Estábamos ya algo alejadas del castillo, y su actitud había cambiado de repente. Traté de descubrir las intenciones detrás de aquella fachada. No era la Eleena de siempre, era una mucho más tranquila. Como si estuviera tramando algo, analizándolo o simplemente se encontraba en las nubes.

El punto es que no sabía si dejarla ser creativa.

―¡Ya sé! ―gritó de repente, chasqueando los dedos.

Miré hacia todas direcciones, por si algún guardia nos había pillado.

―¡Tengo un plan! ―susurró.

―Me he dado cuenta ―Atravesamos unos arbustos en dirección al pueblo. Mientras caminábamos por los callejones para tomar un atajo, Eleena fue contándome su plan.

―Gracias a esto, puedo neutralizar la maldición de Ancor, ¿verdad? ―Señaló su colgante.

―Ajá. No sé cómo, pero, ajá.

Echamos un breve vistazo por un callejón. La mayoría de tiendas en aquel pueblo estaban en la avenida, con lujosos escaparates y un gran flujo de personas. Los callejones, sin embargo, eran estrechos, oscuros, y tan solo se utilizaban para guardar aquello que no se quería tener a vista de todos. Continuamos moviéndonos entre ellos, donde nadie pudiera escuchar nuestra conversación.

―¿Y si él tuviera su propio recipiente? ―dijo―. ¿No sería más fácil así? Podría controlarlo él mismo, yo le enseñaré.

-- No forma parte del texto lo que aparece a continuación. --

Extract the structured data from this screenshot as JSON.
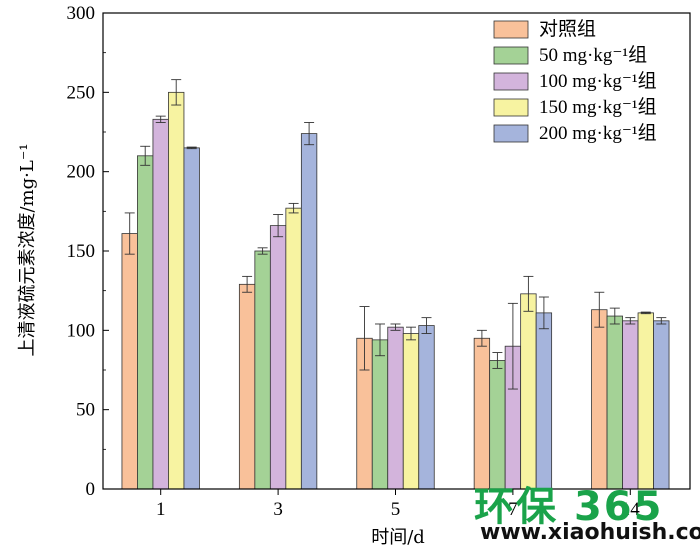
{
  "chart_data": {
    "type": "bar",
    "xlabel": "时间/d",
    "ylabel": "上清液硫元素浓度/mg·L⁻¹",
    "categories": [
      "1",
      "3",
      "5",
      "7",
      "14"
    ],
    "ylim": [
      0,
      300
    ],
    "yticks": [
      "0",
      "50",
      "100",
      "150",
      "200",
      "250",
      "300"
    ],
    "legend_position": "top-right",
    "series": [
      {
        "name": "对照组",
        "color": "#f9c19a",
        "values": [
          161,
          129,
          95,
          95,
          113
        ],
        "errors": [
          13,
          5,
          20,
          5,
          11
        ]
      },
      {
        "name": "50 mg·kg⁻¹组",
        "color": "#a4d296",
        "values": [
          210,
          150,
          94,
          81,
          109
        ],
        "errors": [
          6,
          2,
          10,
          5,
          5
        ]
      },
      {
        "name": "100 mg·kg⁻¹组",
        "color": "#d3b4dc",
        "values": [
          233,
          166,
          102,
          90,
          106
        ],
        "errors": [
          2,
          7,
          2,
          27,
          2
        ]
      },
      {
        "name": "150 mg·kg⁻¹组",
        "color": "#f7f3a1",
        "values": [
          250,
          177,
          98,
          123,
          111
        ],
        "errors": [
          8,
          3,
          4,
          11,
          0.5
        ]
      },
      {
        "name": "200 mg·kg⁻¹组",
        "color": "#a5b4dc",
        "values": [
          215,
          224,
          103,
          111,
          106
        ],
        "errors": [
          0.5,
          7,
          5,
          10,
          2
        ]
      }
    ]
  },
  "watermark": {
    "brand": "环保",
    "number": "365",
    "url": "www.xiaohuish.com"
  }
}
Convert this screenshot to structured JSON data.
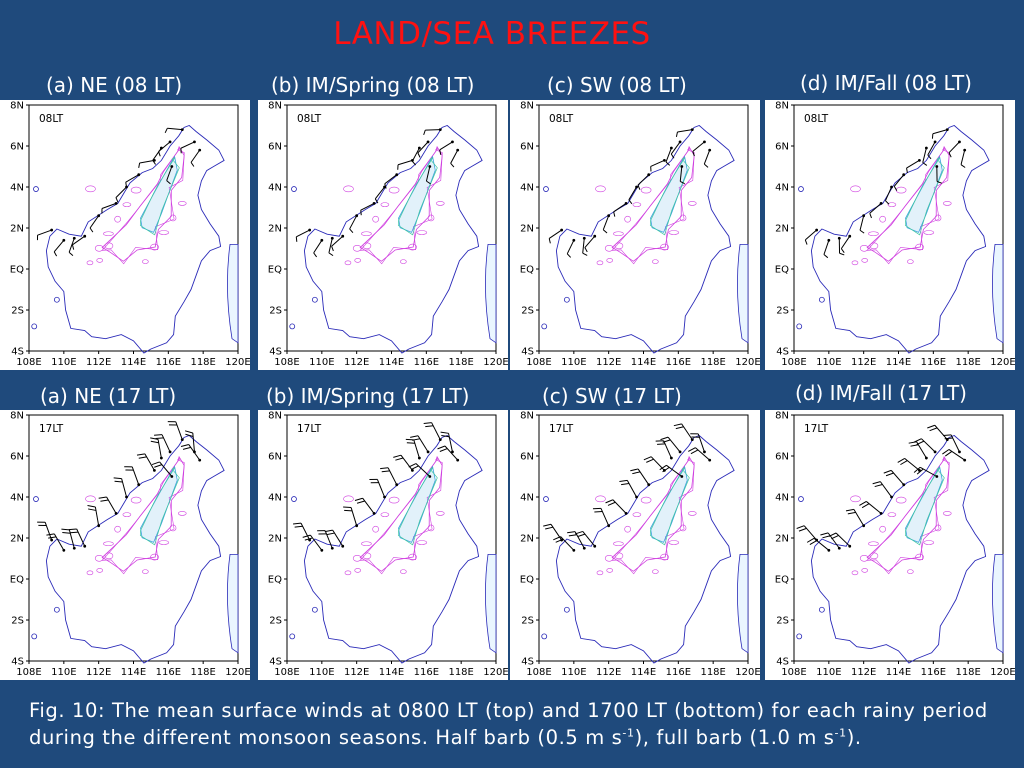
{
  "slide": {
    "title": "LAND/SEA BREEZES",
    "title_color": "#ff1111",
    "background_color": "#1f4a7c"
  },
  "axis_ticks": {
    "y": [
      "8N",
      "6N",
      "4N",
      "2N",
      "EQ",
      "2S",
      "4S"
    ],
    "x": [
      "108E",
      "110E",
      "112E",
      "114E",
      "116E",
      "118E",
      "120E"
    ]
  },
  "colors": {
    "coastline": "#2a2ab8",
    "contour_outer": "#d040e0",
    "contour_mid": "#3da0e0",
    "contour_inner": "#40c8a0",
    "barb": "#000000"
  },
  "rows": [
    {
      "panels": [
        {
          "label": "(a) NE (08 LT)",
          "time_label": "08LT"
        },
        {
          "label": "(b) IM/Spring (08 LT)",
          "time_label": "08LT"
        },
        {
          "label": "(c) SW (08 LT)",
          "time_label": "08LT"
        },
        {
          "label": "(d) IM/Fall (08 LT)",
          "time_label": "08LT"
        }
      ]
    },
    {
      "panels": [
        {
          "label": "(a) NE (17 LT)",
          "time_label": "17LT"
        },
        {
          "label": "(b) IM/Spring (17 LT)",
          "time_label": "17LT"
        },
        {
          "label": "(c) SW (17 LT)",
          "time_label": "17LT"
        },
        {
          "label": "(d) IM/Fall (17 LT)",
          "time_label": "17LT"
        }
      ]
    }
  ],
  "caption": {
    "main": "Fig. 10: The mean surface winds at 0800 LT (top) and 1700 LT (bottom) for each rainy period during the different monsoon seasons. Half barb (0.5 m s",
    "sup1": "-1",
    "mid": "), full barb (1.0 m s",
    "sup2": "-1",
    "end": ")."
  }
}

―¿De dónde vamos a sacar su contenido?

―Yo sé de dónde viene. Vamos a Címelios.

Eran las olas las que marcaban el ritmo en la costa de Címelios.

Estaba acostumbrada al mar, mi infancia se había basado en una diminuta isla. Y sigo viviendo en una, tan solo que es más grande. Aunque desde el pueblo no se viera tanto, el castillo de Diákora ofrecía vistas al océano.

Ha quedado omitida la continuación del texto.